Les villes nouvelles à l’heure du XXI ème siècle
Alors que les villes nouvelles françaises des années soixante répondaient à des problématiques ciblées, les objectifs des projets de villes nouvelles de ces dernières années sont au contraire plus difficiles à déceler. Au cœur de leur processus de conception une notion commune apparaît cependant : l’innovation. À l’heure où les crises se succèdent, qu’elles soient environnementales, sanitaires ou encore sociales, chacune de ces villes (ou projets) est la matérialisation d’une nouvelle utopie qui place la technologie au service d’une cause à défendre, souvent liée à l’écologie. Ultra-végétalisées, sans voiture, zéro carbone, multi-usages, elles annoncent le devenir des villes comme plus écologiques, plus équitables et plus technologiques, des véritables “smart-cities”.
Ces projets semblent dépasser les frontières du possible par le caractère ultra innovant qu’ils proposent mais également par leur taille, leur audace et l’impact qu’ils auront sur leur environnement. Dernier en date, le projet “The line NEOM” en Arabie Saoudite a suscité de nombreuses réactions. Ambitionnant la création d’une nouvelle mégalopole au cœur du désert saoudien, le projet dépasse les normes classiques de la construction et semble s’engouffrer dans une course au toujours plus.
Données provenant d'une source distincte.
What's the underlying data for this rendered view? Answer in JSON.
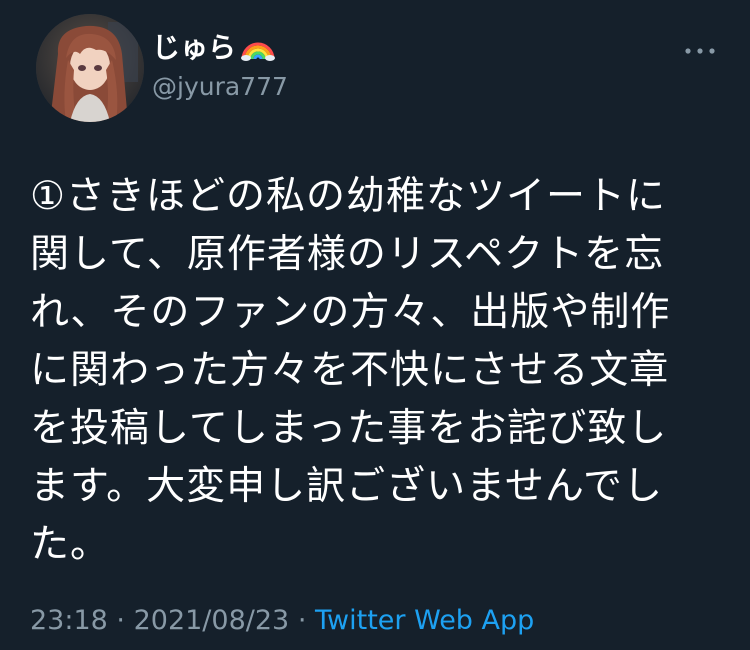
{
  "author": {
    "display_name": "じゅら",
    "name_emoji": "rainbow-icon",
    "handle": "@jyura777"
  },
  "menu": {
    "icon": "more-icon"
  },
  "tweet": {
    "lines": [
      "①さきほどの私の幼稚なツイートに",
      "関して、原作者様のリスペクトを忘",
      "れ、そのファンの方々、出版や制作",
      "に関わった方々を不快にさせる文章",
      "を投稿してしまった事をお詫び致し",
      "ます。大変申し訳ございませんでし",
      "た。"
    ]
  },
  "meta": {
    "time": "23:18",
    "separator": "·",
    "date": "2021/08/23",
    "source": "Twitter Web App"
  },
  "colors": {
    "background": "#15202b",
    "text": "#ffffff",
    "secondary": "#8899a6",
    "link": "#1da1f2"
  }
}
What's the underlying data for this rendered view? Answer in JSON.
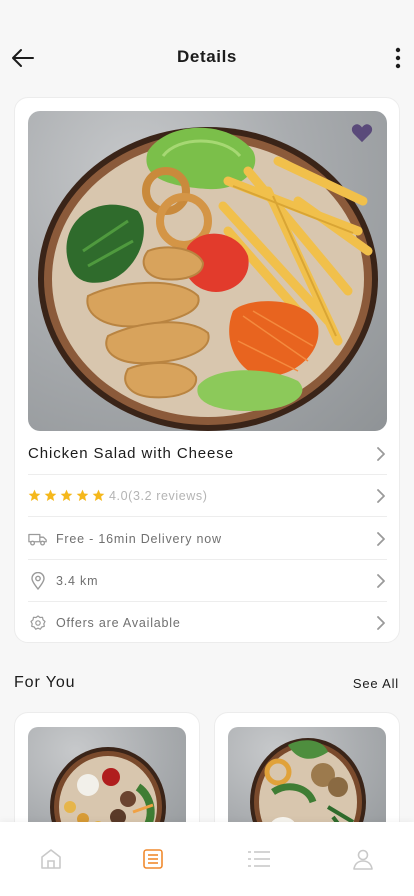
{
  "header": {
    "title": "Details",
    "back_icon": "arrow-left-icon",
    "more_icon": "more-vertical-icon"
  },
  "product": {
    "name": "Chicken Salad with Cheese",
    "favorite": true,
    "rating": {
      "stars": 5,
      "text": "4.0(3.2 reviews)"
    },
    "delivery": "Free - 16min Delivery now",
    "distance": "3.4 km",
    "offers": "Offers are Available"
  },
  "for_you": {
    "title": "For You",
    "see_all": "See All"
  },
  "nav": {
    "items": [
      "home-icon",
      "menu-list-icon",
      "list-icon",
      "profile-icon"
    ],
    "active_index": 1
  },
  "colors": {
    "accent": "#f08a2e",
    "star": "#f5b81c",
    "favorite": "#5a4a7a",
    "nav_inactive": "#c9c9c9"
  }
}
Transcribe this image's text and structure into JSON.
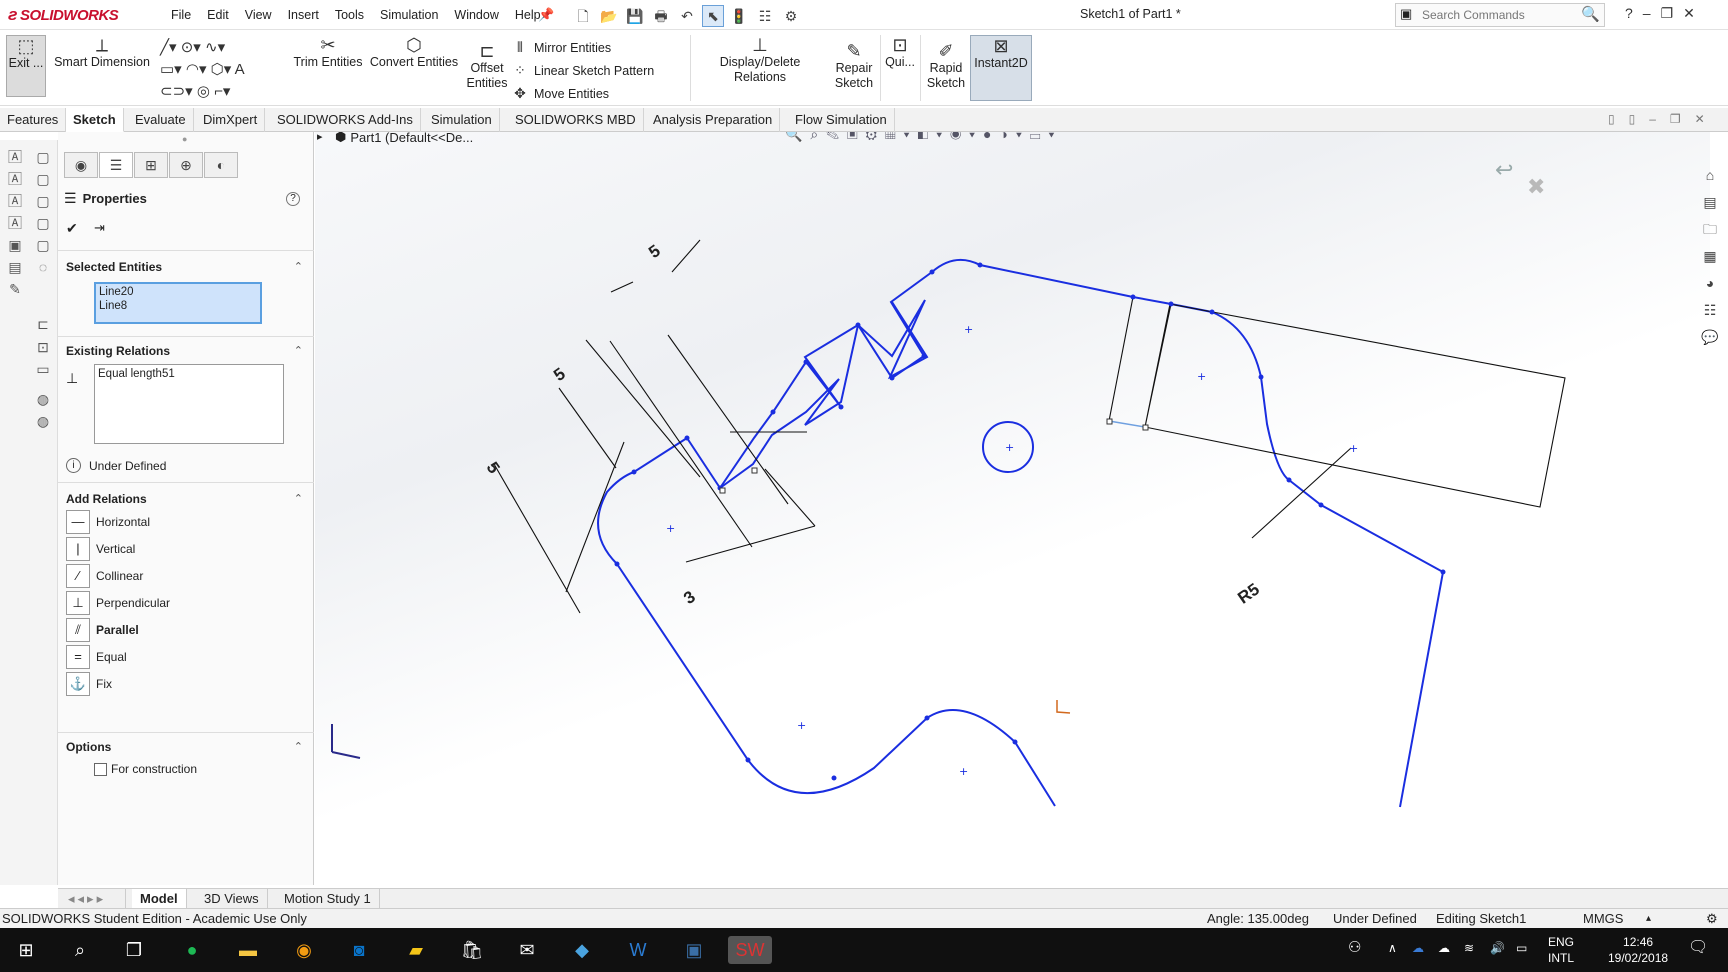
{
  "app": {
    "logo": "SOLIDWORKS",
    "window_title": "Sketch1 of Part1 *"
  },
  "menu": [
    "File",
    "Edit",
    "View",
    "Insert",
    "Tools",
    "Simulation",
    "Window",
    "Help"
  ],
  "search": {
    "placeholder": "Search Commands"
  },
  "ribbon": {
    "exit": "Exit ...",
    "smart_dimension": "Smart Dimension",
    "trim": "Trim Entities",
    "convert": "Convert Entities",
    "offset_line1": "Offset",
    "offset_line2": "Entities",
    "mirror": "Mirror Entities",
    "linear_pattern": "Linear Sketch Pattern",
    "move": "Move Entities",
    "display_relations": "Display/Delete Relations",
    "repair_line1": "Repair",
    "repair_line2": "Sketch",
    "quick": "Qui...",
    "rapid_line1": "Rapid",
    "rapid_line2": "Sketch",
    "instant2d": "Instant2D"
  },
  "tabs": [
    "Features",
    "Sketch",
    "Evaluate",
    "DimXpert",
    "SOLIDWORKS Add-Ins",
    "Simulation",
    "SOLIDWORKS MBD",
    "Analysis Preparation",
    "Flow Simulation"
  ],
  "active_tab": "Sketch",
  "tree": {
    "label": "Part1  (Default<<De..."
  },
  "properties": {
    "title": "Properties",
    "selected_entities_title": "Selected Entities",
    "selected_entities": [
      "Line20",
      "Line8"
    ],
    "existing_relations_title": "Existing Relations",
    "existing_relations": [
      "Equal length51"
    ],
    "status": "Under Defined",
    "add_relations_title": "Add Relations",
    "relations": [
      "Horizontal",
      "Vertical",
      "Collinear",
      "Perpendicular",
      "Parallel",
      "Equal",
      "Fix"
    ],
    "options_title": "Options",
    "for_construction": "For construction"
  },
  "dimensions": {
    "d1": "5",
    "d2": "5",
    "d3": "5",
    "d4": "3",
    "r": "R5"
  },
  "bottom_tabs": [
    "Model",
    "3D Views",
    "Motion Study 1"
  ],
  "status_bar": {
    "left": "SOLIDWORKS Student Edition - Academic Use Only",
    "angle": "Angle: 135.00deg",
    "defined": "Under Defined",
    "editing": "Editing Sketch1",
    "units": "MMGS"
  },
  "taskbar": {
    "lang1": "ENG",
    "lang2": "INTL",
    "time": "12:46",
    "date": "19/02/2018"
  },
  "colors": {
    "sketch_blue": "#1a2ee0",
    "selection_fill": "#cfe3fb"
  }
}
Une spécificité commune à de nombreux projets de villes nouvelles qui a été révélée et soulignée par de nombreux experts : “Poussés par les avancées technologiques et des tendances mégalomanes, ils sont nombreux à vouloir marquer leur territoire.” Et derrière cette mégalomanie, il y a souvent un financeur milliardaire qui souhaite changer le monde.
Les villes nouvelles, reflets de leur financeur ?
Prenons l’exemple de Telosa, aux Etats-Unis, ville futuriste imaginée, pensée, et financée par Marc Lore, l’ancien patron de Walmart, et le propriétaire de la NBA. “La mission de Telosa est de créer un futur plus équitable et plus durable, c’est notre but premier et ça le sera toujours.” Voici les mots de Marc Lore dans la vidéo d’introduction du projet de la ville de Telosa dans laquelle il énonce son ambition : “Créer une nouvelle ville en Amérique qui fixe une norme mondiale en matière de vie urbaine, développe le potentiel humain et devient un modèle pour les générations futures.” Avec pour objectif d’implanter une toute nouvelle ville dans un désert, aux Etats-Unis, qui pourrait accueillir d’ici 2030, 5 millions d’habitants, Marc Lore frappe fort.
Derrière ses ambitions écologiques et sociales, une réalité rattrape le projet. Les moyens mis en place pour la création de ces villes sont gigantesques, et le débat se pose alors : comment sont financés ces projets? “Si la vision de Marc Lore paraît irréaliste, oscillant entre un capitalisme communiste antithétique, elle montre bien la manière dont ces villes privées sont pensées par leurs créateurs, c’est-à-dire comme des start-up. L’ancien fondateur de deux e-commerces florissants espère ainsi une population de 5 millions d’habitants d’ici 2030. Un goût du risque toujours au cœur des projets de l’homme d’affaires.”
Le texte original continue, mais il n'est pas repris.